INTRODUCTION AND EPIDEMIOLOGY
Illicit drug use is a major health issue globally. It is estimated that in 2011 between 167 and 315 million people worldwide used illicit substances.1 In 2012, an estimated 23.9 million Americans ≥12 years of age used an illicit drug within the previous month, and of these, 669,000 used heroin, nearly triple the prevalence in 2008.2 Between 2006 and 2011, heroin-related ED visits increased from 189,780 to 258,482, with the majority of visits made by men (69%) and patients age 35 to 44 years.2 More recently, ED visits due to severe overdoses have been precipitated by drug distributor substitution of the synthetic opiate fentanyl for heroin as a "super high."3
The practice of injection drug use and the lifestyle and culture of the injection drug user place the individual at risk for a wide variety of complications, including human immunodeficiency virus (HIV) infection, hepatitis, tetanus, sexually transmitted diseases, trauma, and intimate partner violence.4 The high incidence of migration, incarceration, homelessness, nutritional deficiencies, coincident smoking and alcohol use, and mental illness further compromises this population's health.5
Injection drug use is associated with immune dysregulation. Exaggerated and atypical lymphocytosis, diminished lymphocyte responsiveness to mitogenic stimulation and depressed chemotaxis, hypergammaglobulinemia, increased opsonin production, decreased T-cell and natural killer cell activity, high levels of circulating immune complexes, and reticuloendothelial abnormalities have been found in injection drug users. False-positive results on nontreponemal syphilis serologic tests, positive results on Coombs tests, low measured antibody response to vaccination, and thrombotic thrombocytopenic purpura are some described abnormalities. HIV-infected patients who inject drugs are found to be less likely to suppress HIV-1 RNA than those who do not inject drugs. Given the immune dysfunction, febrile injection drug users should be suspected of having infections, even when the fever is low grade and WBC counts and erythrocyte sedimentation rates are normal.
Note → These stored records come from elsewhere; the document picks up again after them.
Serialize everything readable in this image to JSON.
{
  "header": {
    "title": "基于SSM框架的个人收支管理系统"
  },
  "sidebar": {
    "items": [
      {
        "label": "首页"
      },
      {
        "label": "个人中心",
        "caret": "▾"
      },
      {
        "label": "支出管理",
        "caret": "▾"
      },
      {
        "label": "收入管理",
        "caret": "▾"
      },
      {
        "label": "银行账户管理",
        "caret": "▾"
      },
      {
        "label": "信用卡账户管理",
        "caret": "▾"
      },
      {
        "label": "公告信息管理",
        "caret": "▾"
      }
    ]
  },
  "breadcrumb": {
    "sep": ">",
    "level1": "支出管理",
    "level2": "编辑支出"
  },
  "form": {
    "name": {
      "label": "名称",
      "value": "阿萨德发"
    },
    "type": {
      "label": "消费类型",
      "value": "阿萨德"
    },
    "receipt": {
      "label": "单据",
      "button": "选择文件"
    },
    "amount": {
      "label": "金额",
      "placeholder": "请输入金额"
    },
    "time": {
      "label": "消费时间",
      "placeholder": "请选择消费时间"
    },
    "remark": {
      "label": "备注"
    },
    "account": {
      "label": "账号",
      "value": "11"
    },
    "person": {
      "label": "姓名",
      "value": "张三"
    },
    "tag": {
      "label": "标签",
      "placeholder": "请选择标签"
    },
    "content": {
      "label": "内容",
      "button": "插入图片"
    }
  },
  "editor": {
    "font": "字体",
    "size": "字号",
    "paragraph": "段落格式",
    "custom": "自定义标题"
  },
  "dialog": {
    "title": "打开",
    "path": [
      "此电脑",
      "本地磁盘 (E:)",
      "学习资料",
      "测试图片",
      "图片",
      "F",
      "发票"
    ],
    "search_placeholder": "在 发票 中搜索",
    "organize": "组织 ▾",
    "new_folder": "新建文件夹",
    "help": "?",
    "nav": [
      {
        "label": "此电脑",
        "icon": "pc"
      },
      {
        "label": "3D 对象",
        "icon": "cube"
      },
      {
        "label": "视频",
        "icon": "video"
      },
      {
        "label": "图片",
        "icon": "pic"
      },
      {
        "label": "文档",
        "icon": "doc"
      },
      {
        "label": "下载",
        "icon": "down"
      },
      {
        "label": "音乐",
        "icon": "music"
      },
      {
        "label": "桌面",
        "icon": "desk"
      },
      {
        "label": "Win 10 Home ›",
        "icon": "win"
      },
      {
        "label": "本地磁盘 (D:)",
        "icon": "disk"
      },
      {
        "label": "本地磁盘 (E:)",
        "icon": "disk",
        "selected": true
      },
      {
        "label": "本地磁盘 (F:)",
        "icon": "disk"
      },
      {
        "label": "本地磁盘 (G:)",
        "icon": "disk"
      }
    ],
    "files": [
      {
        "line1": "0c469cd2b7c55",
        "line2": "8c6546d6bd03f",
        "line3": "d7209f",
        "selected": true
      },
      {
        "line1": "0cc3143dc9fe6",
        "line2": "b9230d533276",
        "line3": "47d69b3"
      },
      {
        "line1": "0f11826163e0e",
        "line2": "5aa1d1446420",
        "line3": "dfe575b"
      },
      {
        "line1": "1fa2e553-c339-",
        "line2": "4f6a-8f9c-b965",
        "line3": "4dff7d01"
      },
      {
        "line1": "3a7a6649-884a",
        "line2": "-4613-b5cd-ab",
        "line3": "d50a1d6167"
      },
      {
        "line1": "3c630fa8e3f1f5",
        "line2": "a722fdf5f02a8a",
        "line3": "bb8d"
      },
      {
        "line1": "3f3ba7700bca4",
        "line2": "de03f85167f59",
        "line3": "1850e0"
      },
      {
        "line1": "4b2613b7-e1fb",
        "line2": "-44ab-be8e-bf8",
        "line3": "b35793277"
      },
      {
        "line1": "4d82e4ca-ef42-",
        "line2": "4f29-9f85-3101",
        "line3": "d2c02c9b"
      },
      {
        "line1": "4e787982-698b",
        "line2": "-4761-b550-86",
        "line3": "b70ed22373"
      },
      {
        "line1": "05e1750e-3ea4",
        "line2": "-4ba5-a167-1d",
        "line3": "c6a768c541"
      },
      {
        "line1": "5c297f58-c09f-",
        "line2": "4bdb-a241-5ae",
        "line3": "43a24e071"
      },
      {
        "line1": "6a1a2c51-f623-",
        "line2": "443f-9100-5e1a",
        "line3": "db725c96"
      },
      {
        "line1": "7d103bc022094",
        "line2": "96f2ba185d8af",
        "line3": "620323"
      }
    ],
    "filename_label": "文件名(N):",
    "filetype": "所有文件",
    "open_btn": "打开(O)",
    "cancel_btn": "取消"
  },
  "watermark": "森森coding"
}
To adequately evaluate the histories of injection drug users, be aware of the drugs used locally and regionally, drug street names (e.g., "smack," "H," "Mexican mud," "junk," "bud light," "theraflu"), and drug adulterants. Ask about drug type(s) and amount, preparation of materials for injection (e.g., crushing capsules in the mouth, licking needles, blowing on injection sites or blowing out clots in needles, or using saliva, lemon juice, or tap or toilet water for drug reconstitution), reuse of needles, needle sharing, use of antibiotics, and coincident medical and mental illness. Consider socioeconomic issues, such as the ability to purchase medications and access to outpatient follow-up, in patient disposition.
Complications of injection drug use may be obvious, such as a painful, erythematous, fluctuant skin abscess. However, subtle constitutional symptoms such as weakness, anorexia, body pains, myalgias and arthralgias, weight loss, and fever are common and may be the only signs of serious underlying disease (Table 296-1).